America may have voted for Change, as the watchword of the Obama campaign had it, but Santa Monica reelected all of the incumbents running on November 4 in every race on the local ballot. The only non-incumbents to win office were Ben Allen in the School Board race and Christopher Braun in the Rent Control Board race, but there were more open seats than incumbents running in those contests, and all the incumbents running were reelected.
Proposition T, which would have put a cap of 75,000 square feet per year on commercial development with certain exceptions, failed to gain voter approval, with the no vote gathering 55.92 percent against 44.08 percent in favor of the measure. Propositions AA (SMC bonds) and SM (amendments to the telecommunications provisions of the User Utility Tax) both passed.
In the City Council race, Bobby Shriver – notwithstanding he was the only incumbent candidate to support the unsuccessful Proposition T – led all candidates with 18,755 votes representing 18.24 percent of the total votes cast. (This is as distinguished from the total number of voters, since each voter could cast up to four votes – the number of open seats; Santa Monica has 58,367 registered voters, and, for example, there were 32,148 voters casting ballots on both sides of Proposition T.)
Shriver was followed in the Council race by Richard Bloom (15.59 percent), Ken Genser (14.76 percent), and Herb Katz (13.27 percent). The unsuccessful challengers were led by Ted Winterer (9.49 percent) and Susan Hartley (7.37 percent).
Proposition T attracted much attention – and money – in the campaigns leading up to November 4. The opposition was particularly well financed, but that opposition was also fueled by a wide-ranging array of local community leaders and organizations in response to the grass roots support for the measure.
Diana Gordon, co-chair of the Santa Monica Coalition for a Livable City which sponsored the measure, said, “Thousands of residents have voted that they believe our city is failing to manage traffic and overdevelopment. This residents’ coalition has grown broader and stronger and will continue to fight for residents’ quality of life. We were outspent more than 10 to one, and if this had been anything close to a level playing field, T would have overwhelmingly passed. In the end, the out-of-town developers defeated T.”
Calling all the attention to funding sources a “distraction,” Terry O’Day, who co-chaired the Save Our City campaign against T, said, “We’re really pleased that the voters were able to see through the claims of traffic reduction and really get to the facts.
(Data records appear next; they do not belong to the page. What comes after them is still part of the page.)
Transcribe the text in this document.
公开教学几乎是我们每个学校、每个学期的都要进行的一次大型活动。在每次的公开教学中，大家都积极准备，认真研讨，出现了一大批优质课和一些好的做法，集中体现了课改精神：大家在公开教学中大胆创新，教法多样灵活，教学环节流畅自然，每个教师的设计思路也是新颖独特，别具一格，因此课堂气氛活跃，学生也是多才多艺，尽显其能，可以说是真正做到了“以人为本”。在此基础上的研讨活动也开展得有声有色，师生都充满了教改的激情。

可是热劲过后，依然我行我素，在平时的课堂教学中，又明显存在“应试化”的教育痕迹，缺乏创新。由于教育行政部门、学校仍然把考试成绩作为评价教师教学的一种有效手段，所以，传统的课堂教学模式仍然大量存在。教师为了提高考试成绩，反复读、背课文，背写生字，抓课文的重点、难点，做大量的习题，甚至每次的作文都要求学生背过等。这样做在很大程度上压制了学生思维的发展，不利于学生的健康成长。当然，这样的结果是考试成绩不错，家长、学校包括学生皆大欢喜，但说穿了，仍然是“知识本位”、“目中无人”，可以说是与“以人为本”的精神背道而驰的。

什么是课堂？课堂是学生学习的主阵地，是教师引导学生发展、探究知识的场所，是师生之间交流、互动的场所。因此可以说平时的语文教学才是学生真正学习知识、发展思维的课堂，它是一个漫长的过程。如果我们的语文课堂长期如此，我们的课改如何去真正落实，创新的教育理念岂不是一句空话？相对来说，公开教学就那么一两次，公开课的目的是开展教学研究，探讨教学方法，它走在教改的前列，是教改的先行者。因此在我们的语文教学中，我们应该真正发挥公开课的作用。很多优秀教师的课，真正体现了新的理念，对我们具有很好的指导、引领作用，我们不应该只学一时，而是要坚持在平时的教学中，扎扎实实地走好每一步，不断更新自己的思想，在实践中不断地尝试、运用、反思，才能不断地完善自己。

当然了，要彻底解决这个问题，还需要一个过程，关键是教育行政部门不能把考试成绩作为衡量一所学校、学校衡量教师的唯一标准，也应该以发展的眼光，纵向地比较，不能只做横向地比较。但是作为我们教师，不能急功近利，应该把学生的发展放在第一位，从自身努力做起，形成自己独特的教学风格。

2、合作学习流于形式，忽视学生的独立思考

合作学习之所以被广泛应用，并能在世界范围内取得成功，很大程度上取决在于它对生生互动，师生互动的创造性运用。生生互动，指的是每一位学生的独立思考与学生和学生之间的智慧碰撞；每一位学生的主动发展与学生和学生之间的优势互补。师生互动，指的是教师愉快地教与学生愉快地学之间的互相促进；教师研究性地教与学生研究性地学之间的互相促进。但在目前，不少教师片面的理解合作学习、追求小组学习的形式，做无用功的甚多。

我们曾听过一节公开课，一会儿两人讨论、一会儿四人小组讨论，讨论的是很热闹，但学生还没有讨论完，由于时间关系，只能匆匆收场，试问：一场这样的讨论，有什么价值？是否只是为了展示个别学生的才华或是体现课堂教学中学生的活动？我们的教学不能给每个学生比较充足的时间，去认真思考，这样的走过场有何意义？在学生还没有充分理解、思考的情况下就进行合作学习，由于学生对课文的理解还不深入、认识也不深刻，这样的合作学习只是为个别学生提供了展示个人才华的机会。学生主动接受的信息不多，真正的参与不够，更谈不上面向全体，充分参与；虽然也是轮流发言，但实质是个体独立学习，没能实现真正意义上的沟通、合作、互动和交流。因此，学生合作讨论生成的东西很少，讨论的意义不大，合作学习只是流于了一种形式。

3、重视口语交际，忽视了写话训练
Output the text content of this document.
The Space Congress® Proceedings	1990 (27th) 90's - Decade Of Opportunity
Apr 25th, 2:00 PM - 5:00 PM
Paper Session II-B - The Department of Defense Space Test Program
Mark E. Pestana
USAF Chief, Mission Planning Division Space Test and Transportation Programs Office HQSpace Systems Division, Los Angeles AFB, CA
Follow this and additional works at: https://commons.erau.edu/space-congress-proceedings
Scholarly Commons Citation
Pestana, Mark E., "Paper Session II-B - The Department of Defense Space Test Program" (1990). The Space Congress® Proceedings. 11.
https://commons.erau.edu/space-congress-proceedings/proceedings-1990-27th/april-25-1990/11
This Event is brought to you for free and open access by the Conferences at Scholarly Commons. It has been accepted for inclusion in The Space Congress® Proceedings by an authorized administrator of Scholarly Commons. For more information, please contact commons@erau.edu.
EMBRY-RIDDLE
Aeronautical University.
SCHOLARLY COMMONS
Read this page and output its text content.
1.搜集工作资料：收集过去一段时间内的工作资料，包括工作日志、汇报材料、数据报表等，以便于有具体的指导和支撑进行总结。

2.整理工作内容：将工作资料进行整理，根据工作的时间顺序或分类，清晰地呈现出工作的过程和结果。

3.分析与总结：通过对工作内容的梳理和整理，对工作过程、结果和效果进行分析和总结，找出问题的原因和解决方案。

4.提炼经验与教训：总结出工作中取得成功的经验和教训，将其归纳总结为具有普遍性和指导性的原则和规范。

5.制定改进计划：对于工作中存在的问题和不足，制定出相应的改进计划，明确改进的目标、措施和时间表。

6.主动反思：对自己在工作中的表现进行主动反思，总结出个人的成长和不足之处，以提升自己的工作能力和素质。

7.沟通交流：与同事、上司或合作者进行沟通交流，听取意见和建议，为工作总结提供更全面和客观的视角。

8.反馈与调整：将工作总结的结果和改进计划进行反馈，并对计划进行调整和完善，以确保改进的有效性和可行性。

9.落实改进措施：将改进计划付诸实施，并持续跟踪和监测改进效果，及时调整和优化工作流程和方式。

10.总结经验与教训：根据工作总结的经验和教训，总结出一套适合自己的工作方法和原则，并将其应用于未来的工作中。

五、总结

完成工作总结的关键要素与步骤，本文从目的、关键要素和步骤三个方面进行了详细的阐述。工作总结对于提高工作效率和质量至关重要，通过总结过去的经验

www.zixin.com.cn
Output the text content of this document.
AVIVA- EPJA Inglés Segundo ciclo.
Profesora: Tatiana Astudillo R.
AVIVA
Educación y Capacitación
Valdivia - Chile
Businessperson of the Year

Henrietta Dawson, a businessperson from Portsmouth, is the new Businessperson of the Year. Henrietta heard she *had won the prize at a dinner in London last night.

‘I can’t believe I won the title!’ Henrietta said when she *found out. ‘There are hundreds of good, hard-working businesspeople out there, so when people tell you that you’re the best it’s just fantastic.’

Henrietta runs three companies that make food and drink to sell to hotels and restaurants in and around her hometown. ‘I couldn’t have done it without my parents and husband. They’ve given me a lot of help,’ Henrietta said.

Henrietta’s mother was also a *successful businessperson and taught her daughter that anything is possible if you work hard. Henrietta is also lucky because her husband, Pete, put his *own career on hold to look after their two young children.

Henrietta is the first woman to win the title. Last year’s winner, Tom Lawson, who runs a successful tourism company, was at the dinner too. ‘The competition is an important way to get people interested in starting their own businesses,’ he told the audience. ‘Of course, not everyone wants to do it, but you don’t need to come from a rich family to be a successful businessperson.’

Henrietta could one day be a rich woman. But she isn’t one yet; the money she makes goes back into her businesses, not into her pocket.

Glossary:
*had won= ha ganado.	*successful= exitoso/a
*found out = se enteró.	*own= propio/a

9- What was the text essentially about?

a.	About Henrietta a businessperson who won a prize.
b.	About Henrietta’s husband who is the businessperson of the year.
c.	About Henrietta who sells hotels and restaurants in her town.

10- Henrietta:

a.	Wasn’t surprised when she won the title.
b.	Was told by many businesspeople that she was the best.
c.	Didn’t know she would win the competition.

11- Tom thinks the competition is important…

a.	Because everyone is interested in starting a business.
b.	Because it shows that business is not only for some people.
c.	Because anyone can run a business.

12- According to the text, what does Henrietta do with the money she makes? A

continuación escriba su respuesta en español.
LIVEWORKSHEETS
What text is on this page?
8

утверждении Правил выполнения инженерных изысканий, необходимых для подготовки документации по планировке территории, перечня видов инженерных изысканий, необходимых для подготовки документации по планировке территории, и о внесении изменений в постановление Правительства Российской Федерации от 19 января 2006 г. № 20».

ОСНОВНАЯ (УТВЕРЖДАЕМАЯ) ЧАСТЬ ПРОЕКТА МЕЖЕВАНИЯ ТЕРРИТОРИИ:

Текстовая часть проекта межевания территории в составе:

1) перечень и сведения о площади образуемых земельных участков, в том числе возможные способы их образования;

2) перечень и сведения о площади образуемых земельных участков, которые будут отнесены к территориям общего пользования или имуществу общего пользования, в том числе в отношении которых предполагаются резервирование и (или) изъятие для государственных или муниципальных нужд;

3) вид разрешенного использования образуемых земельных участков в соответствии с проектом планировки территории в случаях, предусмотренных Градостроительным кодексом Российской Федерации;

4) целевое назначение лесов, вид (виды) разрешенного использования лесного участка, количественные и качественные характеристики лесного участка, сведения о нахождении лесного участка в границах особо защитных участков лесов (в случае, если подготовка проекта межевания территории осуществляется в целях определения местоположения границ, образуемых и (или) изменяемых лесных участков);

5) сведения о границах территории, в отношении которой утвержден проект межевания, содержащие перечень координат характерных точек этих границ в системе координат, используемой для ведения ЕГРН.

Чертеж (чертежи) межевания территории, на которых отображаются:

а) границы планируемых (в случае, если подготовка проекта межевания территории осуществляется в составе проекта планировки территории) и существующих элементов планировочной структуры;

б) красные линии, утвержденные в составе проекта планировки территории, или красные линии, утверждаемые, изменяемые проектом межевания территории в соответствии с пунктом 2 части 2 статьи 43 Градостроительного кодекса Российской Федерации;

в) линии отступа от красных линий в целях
Ultimately, it was the merits of the policy proposal.”
City Councilmember Kevin McKeown, who supported T, put the outcome in some perspective: “Let’s not forget almost half of Santa Monica, despite dire warnings from developers, voted to slow down the commercial growth of our city. In the new spirit of our inclusive Obama Nation, those voices need to be heard and respected along with the victors’.”
The $295 million SMC bonds, which generated an unusual amount of controversy for an educational bond measure in the Santa Monica Community College District, needed a 55 percent vote to pass and easily met that requirement by getting 62.05 percent approval against a 37.95 percent no vote.
The telecommunications amendments to the User Utility Tax, promoted by the City as technical adjustments to bring the law up to date in the wake of technological changes without changing the tax rate, also generated opposition that many found unexpectedly stiff. It narrowly passed with 52.15 percent of the vote.
In the School Board race, first-time candidate Ben Allen led all candidates with 27.77 percent of the votes, followed by incumbents Maria Leon-Vazquez (26.73 percent) and Jose Escarce (23.47 percent), closely followed by the unsuccessful Chris Bley (22.04 percent).
Joel Koury, who chairs the Rent Control Board, was reelected with 43.27 percent of the votes cast. In the race between first-time candidates for the other open seat, Christopher Braun (29.06 percent), who had the SMRR endorsement, just edged Robert Kronovet (27.68 percent).
In the SMC Trustees election, the three incumbents were reelected handily: Susan Aminoff (28.41 percent), Robert Rader (27.60 percent), and Margaret Quinones-Perez (26.52 percent). Challenger Heidi Hoeck drew 17.47 percent of the votes cast.